Yeah. For sure extreme wokeness, defund the police, and riots in Portland and elsewhere pushed more than a few moderate Ds & Rs toward Trumpism. To me, it was a huge red flag when James Lindsay (@conceptualjames, Cynical Theories) came out for Trump even considering that his switch to Trump could have been for branding/economic reasons as much as conviction.
The Dems refusal to loudly slap down extreme wokeness was probably the biggest political blunder of this cycle. OTOH, I don't think them doing so would have moved the numbers by more than a couple percent overall and that would have still left Trumpism with a crazy-high level of support.
I agree that woke shit wouldn't be enough to move the needle much, but I'm including more than just woke shit.
For example, sending in the military to end riots is, historically, a very common approach. Call me a fascist, but it's also not inherently unreasonable. I'd guess that Biden supported sending in the Marines to suppress the Rodney King riots. He would have scored real points with the people I talked to if he called for actually doing something to stop the riots last summer. I understand why he didn't do that, but I also understand why people were disappointed that he didn't advocate for a real response.
Are you discounting the National Guard?
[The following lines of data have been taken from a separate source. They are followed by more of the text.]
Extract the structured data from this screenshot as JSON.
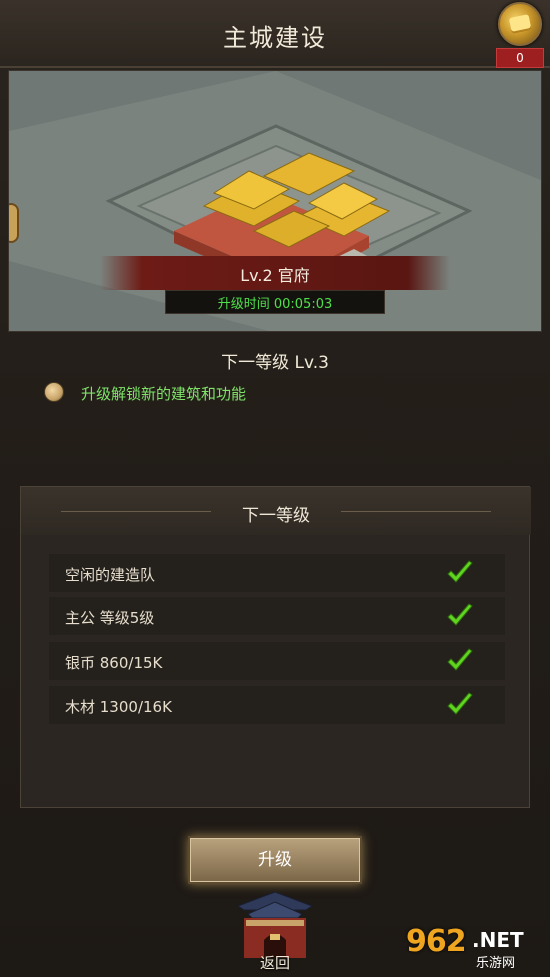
{
  "header": {
    "title": "主城建设",
    "gold_count": "0"
  },
  "building": {
    "name": "Lv.2 官府",
    "timer": "升级时间 00:05:03"
  },
  "next": {
    "title": "下一等级 Lv.3",
    "unlock": "升级解锁新的建筑和功能"
  },
  "requirements": {
    "title": "下一等级",
    "items": [
      {
        "label": "空闲的建造队",
        "met": true
      },
      {
        "label": "主公 等级5级",
        "met": true
      },
      {
        "label": "银币 860/15K",
        "met": true
      },
      {
        "label": "木材 1300/16K",
        "met": true
      }
    ]
  },
  "actions": {
    "upgrade_label": "升级",
    "back_label": "返回"
  },
  "watermark": {
    "number": "962",
    "suffix": ".NET",
    "sub": "乐游网"
  },
  "colors": {
    "accent_green": "#4ee04a",
    "check_green": "#5fd51f",
    "banner_red": "#6e1b16"
  }
}
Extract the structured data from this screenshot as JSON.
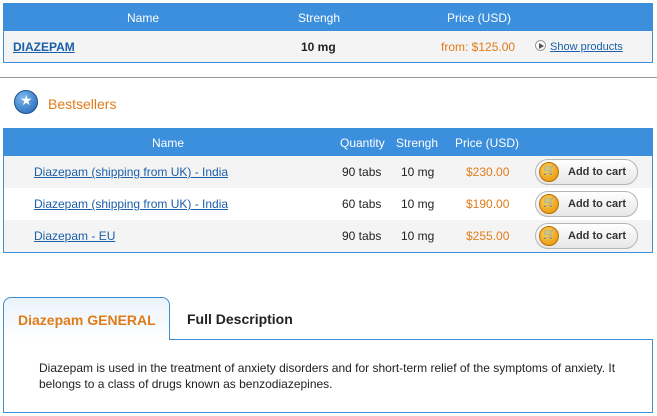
{
  "product_table": {
    "headers": {
      "name": "Name",
      "strength": "Strengh",
      "price": "Price (USD)"
    },
    "row": {
      "name": "DIAZEPAM",
      "strength": "10 mg",
      "price": "from: $125.00",
      "show_label": "Show products"
    }
  },
  "bestsellers": {
    "title": "Bestsellers",
    "headers": {
      "name": "Name",
      "quantity": "Quantity",
      "strength": "Strengh",
      "price": "Price (USD)"
    },
    "rows": [
      {
        "name": "Diazepam (shipping from UK) - India",
        "quantity": "90 tabs",
        "strength": "10 mg",
        "price": "$230.00",
        "button": "Add to cart"
      },
      {
        "name": "Diazepam (shipping from UK) - India",
        "quantity": "60 tabs",
        "strength": "10 mg",
        "price": "$190.00",
        "button": "Add to cart"
      },
      {
        "name": "Diazepam - EU",
        "quantity": "90 tabs",
        "strength": "10 mg",
        "price": "$255.00",
        "button": "Add to cart"
      }
    ]
  },
  "tabs": {
    "active": "Diazepam GENERAL",
    "inactive": "Full Description",
    "content": "Diazepam is used in the treatment of anxiety disorders and for short-term relief of the symptoms of anxiety. It belongs to a class of drugs known as benzodiazepines."
  },
  "colors": {
    "accent_blue": "#3b8fdc",
    "price_orange": "#e07b1a",
    "link_blue": "#1a5fa8"
  },
  "icons": [
    "play-icon",
    "star-icon",
    "cart-icon"
  ]
}
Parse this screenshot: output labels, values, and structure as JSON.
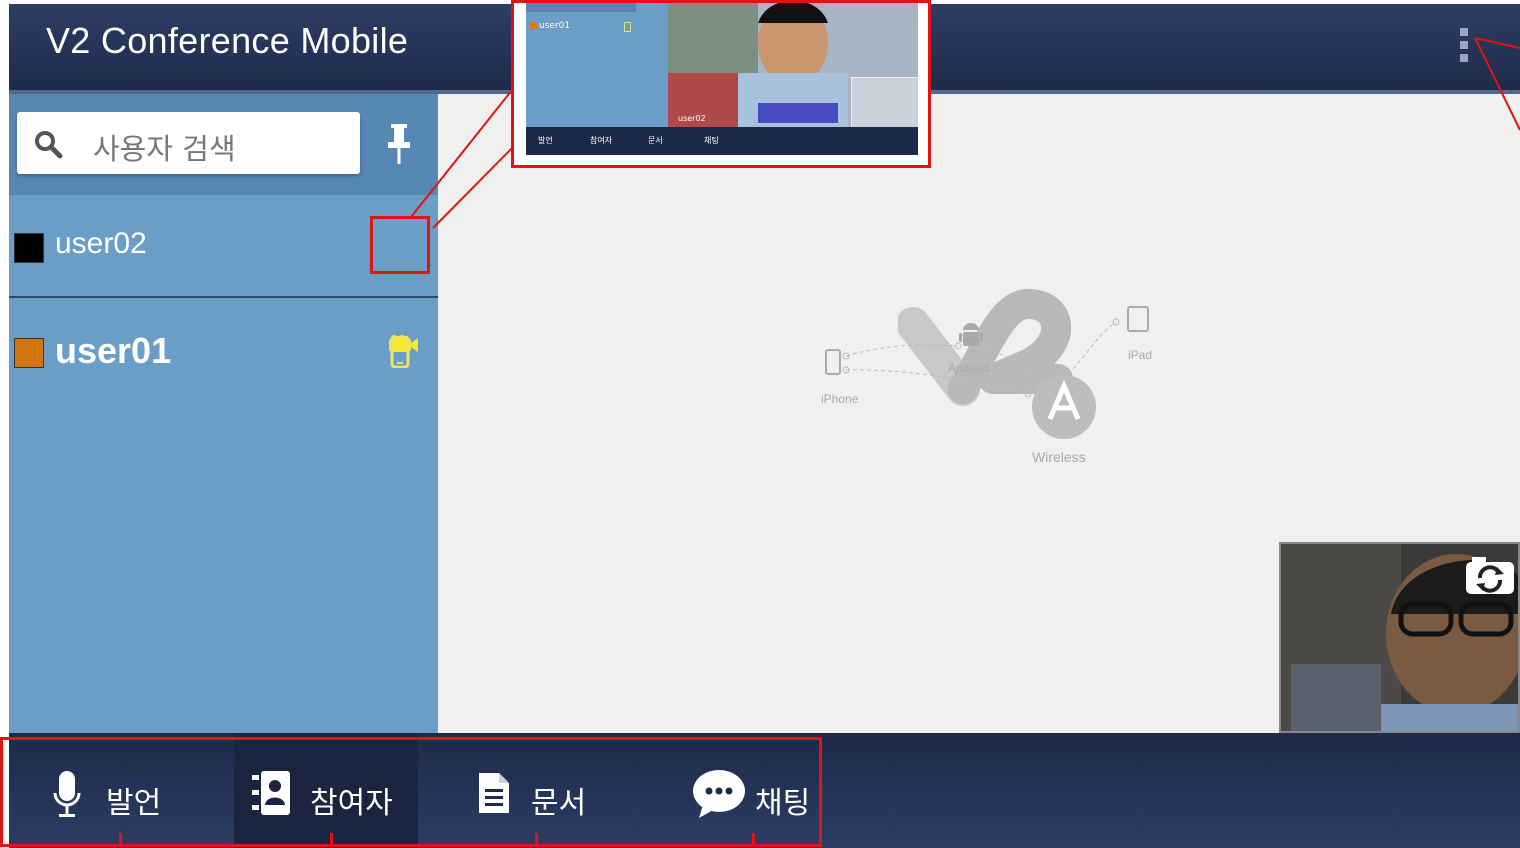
{
  "header": {
    "title": "V2 Conference Mobile",
    "menu_icon": "overflow-menu-icon"
  },
  "sidebar": {
    "search_placeholder": "사용자 검색",
    "users": [
      {
        "name": "user02",
        "color": "#000000",
        "device": "video-camera-icon",
        "device_color": "#f5e92b"
      },
      {
        "name": "user01",
        "color": "#d2760c",
        "device": "phone-icon",
        "device_color": "#e9e36a"
      }
    ]
  },
  "canvas": {
    "diagram_labels": {
      "android": "Android",
      "iphone": "iPhone",
      "ipad": "iPad",
      "wireless": "Wireless"
    }
  },
  "bottom_bar": {
    "tabs": [
      {
        "label": "발언",
        "icon": "microphone-icon",
        "active": false
      },
      {
        "label": "참여자",
        "icon": "contacts-icon",
        "active": true
      },
      {
        "label": "문서",
        "icon": "document-icon",
        "active": false
      },
      {
        "label": "채팅",
        "icon": "chat-bubble-icon",
        "active": false
      }
    ]
  },
  "inset": {
    "user": "user01",
    "video_caption": "user02",
    "tabs": [
      "발언",
      "참여자",
      "문서",
      "채팅"
    ]
  },
  "colors": {
    "highlight": "#e01414",
    "header": "#25345a",
    "sidebar": "#6b9ec6"
  }
}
When governors called them up, they seemed to do a pretty good job.
Did Biden call for it? Also, not all governors did much with them.
I don't recall exactly where everyone landed on things. It looks like Trump was mainly calling on governors to request the National Guard to come in, although as usual, his rhetoric was more inflammatory than anything.
https://www.stripes.com/news/us/biden-vows-not-to-use-national-guard-as-a-political-prop-1.643174
I think you are really right. I think that the degree to which people get info from a bubble and don’t quite get that that is happening is huge. I really find it hard to hate someone who says hey they are policing speech too much on the left I don’t want my kids indoctrinated (recently had a conversation with a liberal dad who doesn’t read almost any politics who is freaked out about critical race theory in school teaching his minority kids to hate white people reminding me that the small amount of stuff that reaches people like him is the weirdest crazy stuff and one may say hey the crazy stuff is on the right is worse than crazy left stuff and may be right but has nothing to do with hey democrats in general have a better plan for the country). I honestly have a lot of sympathy for nonracist(at least by old definitions) republicans who see a bunch of young loud people seeing injustice everywhere calling everyone on their side racist as people who are unrealistic and don’t seem to like the country they love very much.